WASM's benefits stem from its origins as a browser technology. Browsers now exist for practically every computing device you can think of. Browser makers and web-standards bodies have spent years ensuring that web developers can write code that will work on practically any standards-compliant browser, regardless of the end user's hardware and operating system. Browser makers have also taken pains to keep websites’ code isolated from your device’s operating system and even from other websites you might have open.
WASM started as a way for developers to write software that runs in the browser using languages other than JavaScript, the standard language for code that runs in a browser. Over the years JavaScript has evolved into a powerful language that can create complex desktop-like applications such as Google Docs, but it still has its limitations. Performance is a big one.
Programmers write software using human-readable programming languages. But they must translate this "source code" into machine-readable code before a computer can run it. When you use a web application, your browser downloads JavaScript and translates it on the fly into machine-readable code. That continual need for translation is part of why even the fastest web applications are slower than well-written native applications.
Some source code can be translated into machine code faster than other source code. "High level" programming languages like JavaScript make life easier for programmers by allowing them to provide less specific instructions to a computer. Think of it as being able to tell someone "make a peanut butter and jelly sandwich" without having to explain where to find all the ingredients, how hard to pull the refrigerator door to open it, or how much pressure to apply to a knife when spreading the peanut butter. That makes it easier and faster for programmers to write code, but the browser then needs to do more work to translate the high-level instructions into the extremely detailed instructions a machine needs.
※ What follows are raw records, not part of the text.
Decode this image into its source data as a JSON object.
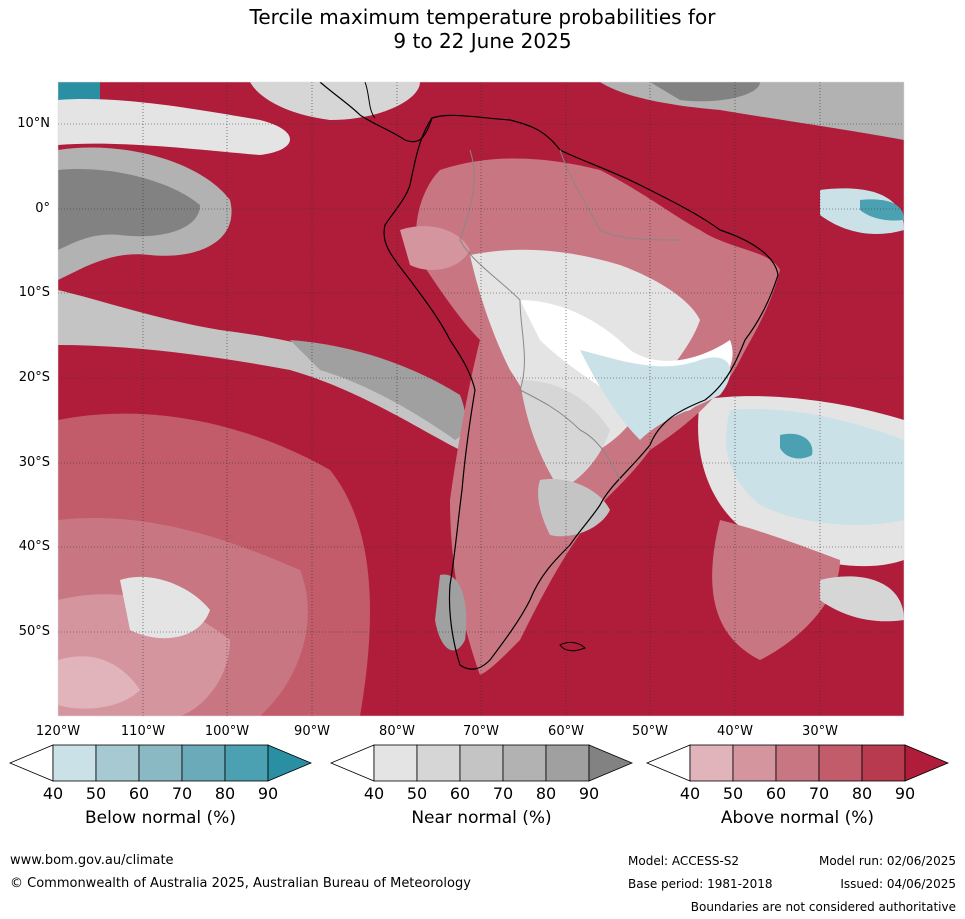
{
  "title_line1": "Tercile maximum temperature probabilities for",
  "title_line2": "9 to 22 June 2025",
  "map": {
    "latitude_labels": [
      "10°N",
      "0°",
      "10°S",
      "20°S",
      "30°S",
      "40°S",
      "50°S"
    ],
    "longitude_labels": [
      "120°W",
      "110°W",
      "100°W",
      "90°W",
      "80°W",
      "70°W",
      "60°W",
      "50°W",
      "40°W",
      "30°W"
    ],
    "colors": {
      "above": [
        "#e1b3ba",
        "#d4959f",
        "#c97683",
        "#c25b6a",
        "#b83a4f",
        "#b01d3a"
      ],
      "near": [
        "#e4e4e4",
        "#d6d6d6",
        "#c4c4c4",
        "#b2b2b2",
        "#a0a0a0",
        "#828282"
      ],
      "below": [
        "#c9e1e7",
        "#a7c9d1",
        "#8bb9c3",
        "#6baab8",
        "#4ba1b2",
        "#2a8fa2"
      ]
    }
  },
  "colorbars": [
    {
      "title": "Below normal (%)",
      "ticks": [
        "40",
        "50",
        "60",
        "70",
        "80",
        "90"
      ],
      "colors": [
        "#ffffff",
        "#c9e1e7",
        "#a7c9d1",
        "#8bb9c3",
        "#6baab8",
        "#4ba1b2",
        "#2a8fa2"
      ]
    },
    {
      "title": "Near normal (%)",
      "ticks": [
        "40",
        "50",
        "60",
        "70",
        "80",
        "90"
      ],
      "colors": [
        "#ffffff",
        "#e4e4e4",
        "#d6d6d6",
        "#c4c4c4",
        "#b2b2b2",
        "#a0a0a0",
        "#828282"
      ]
    },
    {
      "title": "Above normal (%)",
      "ticks": [
        "40",
        "50",
        "60",
        "70",
        "80",
        "90"
      ],
      "colors": [
        "#ffffff",
        "#e1b3ba",
        "#d4959f",
        "#c97683",
        "#c25b6a",
        "#b83a4f",
        "#b01d3a"
      ]
    }
  ],
  "footer": {
    "website": "www.bom.gov.au/climate",
    "copyright": "© Commonwealth of Australia 2025, Australian Bureau of Meteorology",
    "model": "Model: ACCESS-S2",
    "base_period": "Base period: 1981-2018",
    "model_run": "Model run: 02/06/2025",
    "issued": "Issued: 04/06/2025",
    "disclaimer": "Boundaries are not considered authoritative"
  }
}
WASM essentially lets programmers write in a "high level" language and then translate it into a type of low-level language called "bytecode" that requires less translation. The key is that the translation into WASM bytecode happens before you visit a site, so your computer has less work to do after you download the code.
In that sense, WASM is similar to the Java platform, which enables developers to write code in the Java language or a few others, and translate it into a bytecode language that can run on many different platforms. But Fastly’s McMullen says WASM applications use fewer computing resources than Java applications. Because of Mozilla's efforts to isolate WASM code from the device it runs on, there’s less concern that applications will interfere with each other. McMullen says WASM might make multi-user applications safer by keeping different users of the same application isolated from each other.
Mozilla principal research engineer Lin Clark, who has been working on WASM, thinks there could be other security benefits as well.
Developers often rely on open source "modules" that can provide common functionality like password authentication. These components make life easier for programmers by freeing them from the need to reinvent the wheel. But it requires developers to trust a growing number of outsiders. Last year, after a developer handed control over a data processing module for the popular programming platform Node, the new owner used the module to distribute malware.
Clark says WASM could be used to isolate these modules not only from the underlying code platform, but from each other. Or different WASM systems could let developers specify permissions for each piece of code, not unlike the way you can set different permissions for smartphone apps.